Hamish Marson wrote:
> Timothy Miller wrote:
>>> On 7/10/06, Hamish <[EMAIL PROTECTED]> wrote:
>>>
>>>>> NOOP.vh
>>>>>
>>>>> Is that good, or would that confuse people, since it's the same
>>>>>
>>>> syntax
>>>>
>>>> Actually calling it a NOOP confuses me... NOOP to me means
>>>> increment the program counter. Do nothing else. Affect no other
>>>> flags... Why separate by a .? Why not something like
>>>>
>>>> ASSERT   v,h
>>>>
>>>> It's clear, does what it says on the tin. etc.

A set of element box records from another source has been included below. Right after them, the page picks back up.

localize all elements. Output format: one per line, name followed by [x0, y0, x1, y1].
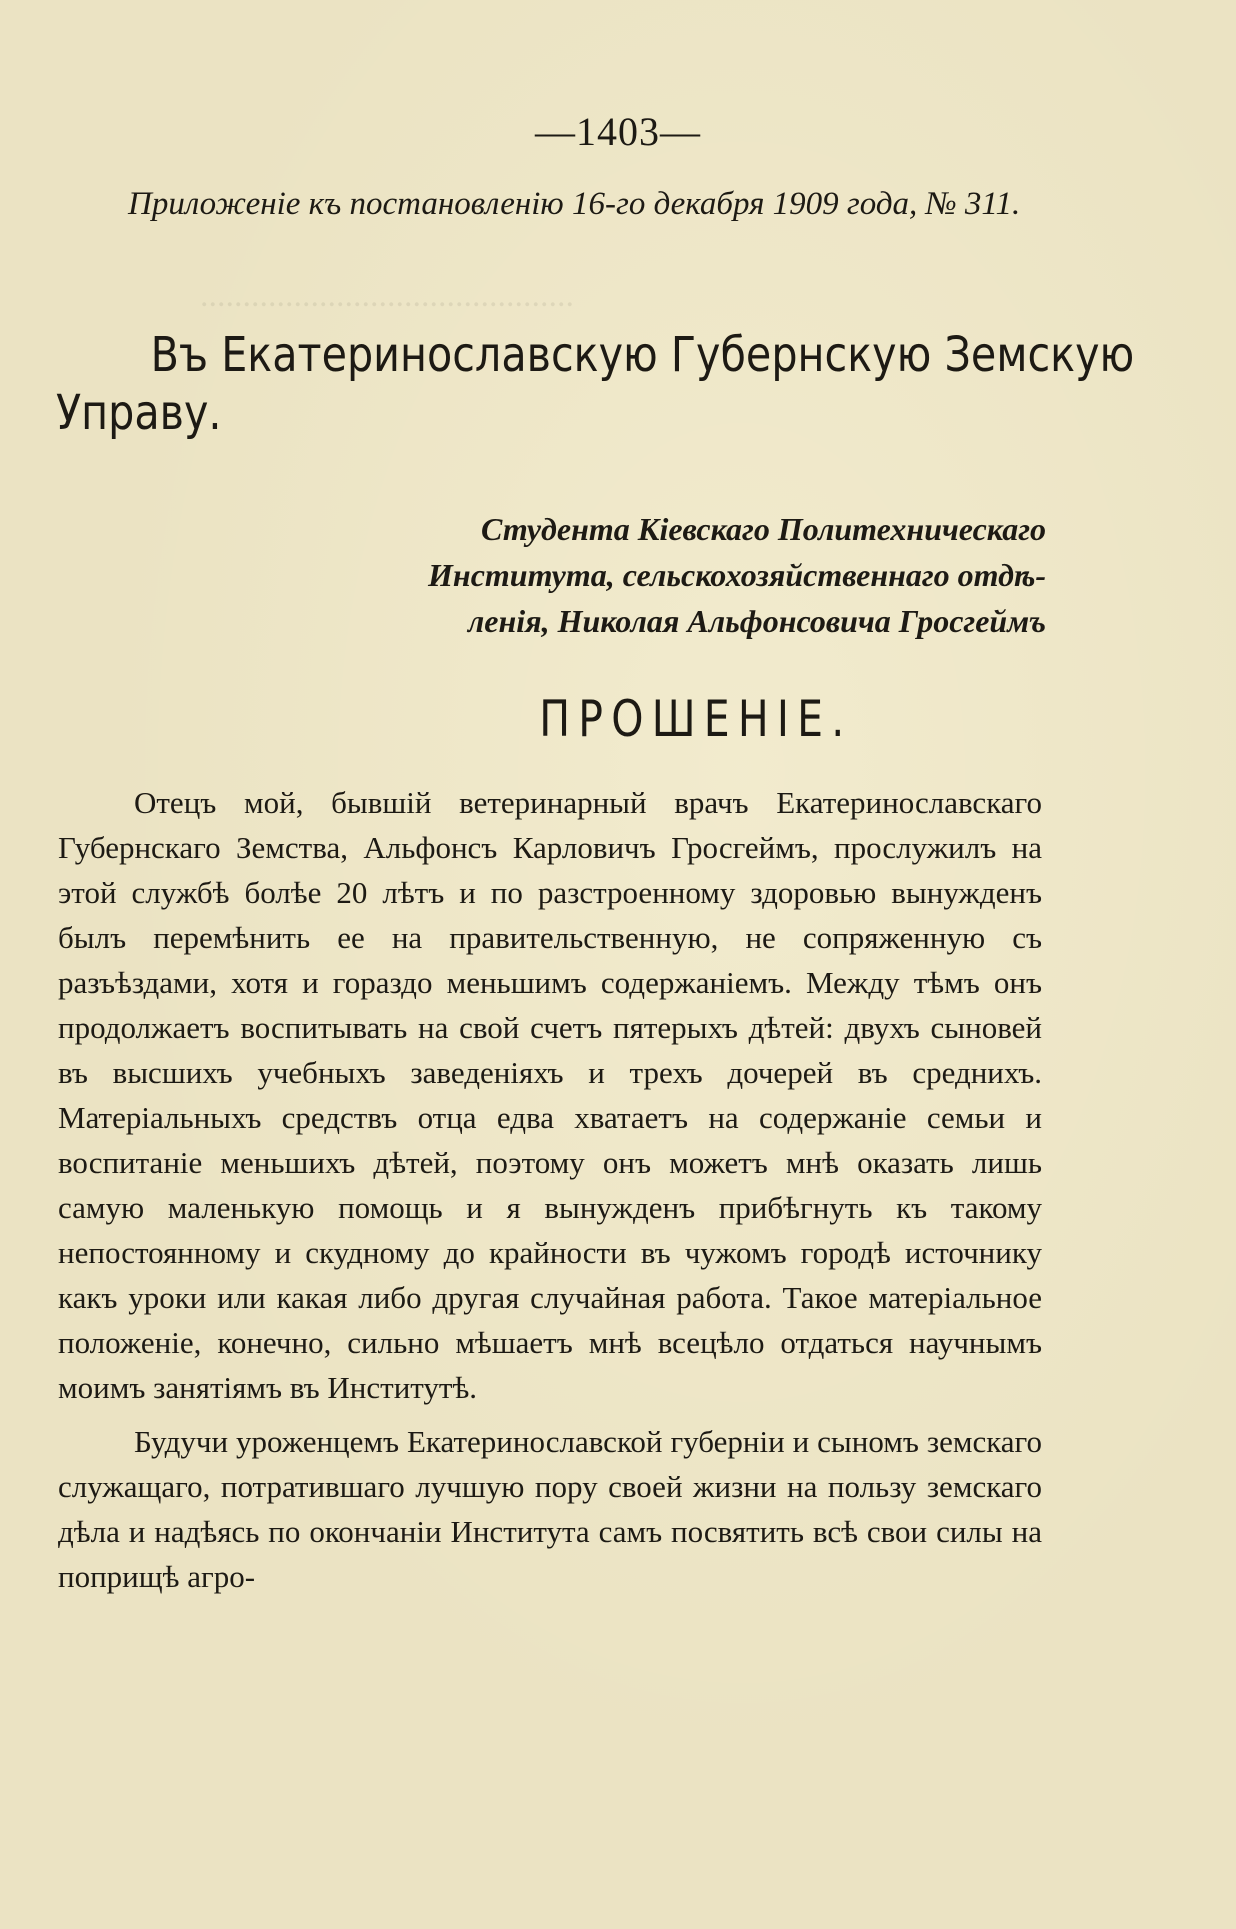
addressee-line-2: Управу. — [56, 385, 222, 441]
addressee-block — [56, 326, 1135, 442]
petition-body — [58, 780, 1042, 1608]
addressee-line-1: Въ Екатеринославскую Губернскую Земскую — [150, 327, 1135, 383]
body-paragraph-1: Отецъ мой, бывшій ветеринарный врачъ Екатеринославскаго Губернскаго Земства, Альфонсъ Карловичъ Гросгеймъ, прослужилъ на этой службѣ болѣе 20 лѣтъ и по разстроенному здоровью вынужденъ былъ перемѣнить ее на правительственную, не сопряженную съ разъѣздами, хотя и гораздо меньшимъ содержаніемъ. Между тѣмъ онъ продолжаетъ воспитывать на свой счетъ пятерыхъ дѣтей: двухъ сыновей въ высшихъ учебныхъ заведеніяхъ и трехъ дочерей въ среднихъ. Матеріальныхъ средствъ отца едва хватаетъ на содержаніе семьи и воспитаніе меньшихъ дѣтей, поэтому онъ можетъ мнѣ оказать лишь самую маленькую помощь и я вынужденъ прибѣгнуть къ такому непостоянному и скудному до крайности въ чужомъ городѣ источнику какъ уроки или какая либо другая случайная работа. Такое матеріальное положеніе, конечно, сильно мѣшаетъ мнѣ всецѣло отдаться научнымъ моимъ занятіямъ въ Институтѣ. — [58, 785, 1042, 1405]
paper-bleed-through: ............................................ — [200, 277, 574, 314]
petitioner-line-1: Студента Кіевскаго Политехническаго — [481, 511, 1046, 547]
body-paragraph-2: Будучи уроженцемъ Екатеринославской губерніи и сыномъ земскаго служащаго, потратившаго лучшую пору своей жизни на пользу земскаго дѣла и надѣясь по окончаніи Института самъ посвятить всѣ свои силы на поприщѣ агро- — [58, 1424, 1042, 1594]
petitioner-line-3: ленія, Николая Альфонсовича Гросгеймъ — [467, 603, 1046, 639]
document-title: ПРОШЕНІЕ. — [539, 690, 853, 748]
petitioner-block — [246, 506, 1046, 644]
page-number: —1403— — [535, 109, 701, 154]
petitioner-line-2: Института, сельскохозяйственнаго отдѣ- — [428, 557, 1046, 593]
appendix-note: Приложеніе къ постановленію 16-го декабря 1909 года, № 311. — [128, 186, 1021, 222]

>>> I see your point, but at the same time, all instructions assert
>>> flags. It's just that the NOOP does nothing BUT assert flags.  See?
>>> :)
>>>
> 
> Yes, but AFAIK on any other architecture, it doesn't. I know we're
> arging semantics here, and it's not even hardware really, but NOOP's
> have always been described as NO OPERATION. Including
> setting/resetting flags.
> 
> To redefine what a NOOP is, even for a private architecture like
> this.. It just doesn't feel right...
> 

Maybe it would make some sense treating these instructions as VLIW -
instruction composed of several sections. Then in one of them, you could
have NOOP as really nothing, and in another V/H sync and so on. Is there
some "standard" how to write an VLIW instruction in text to one line?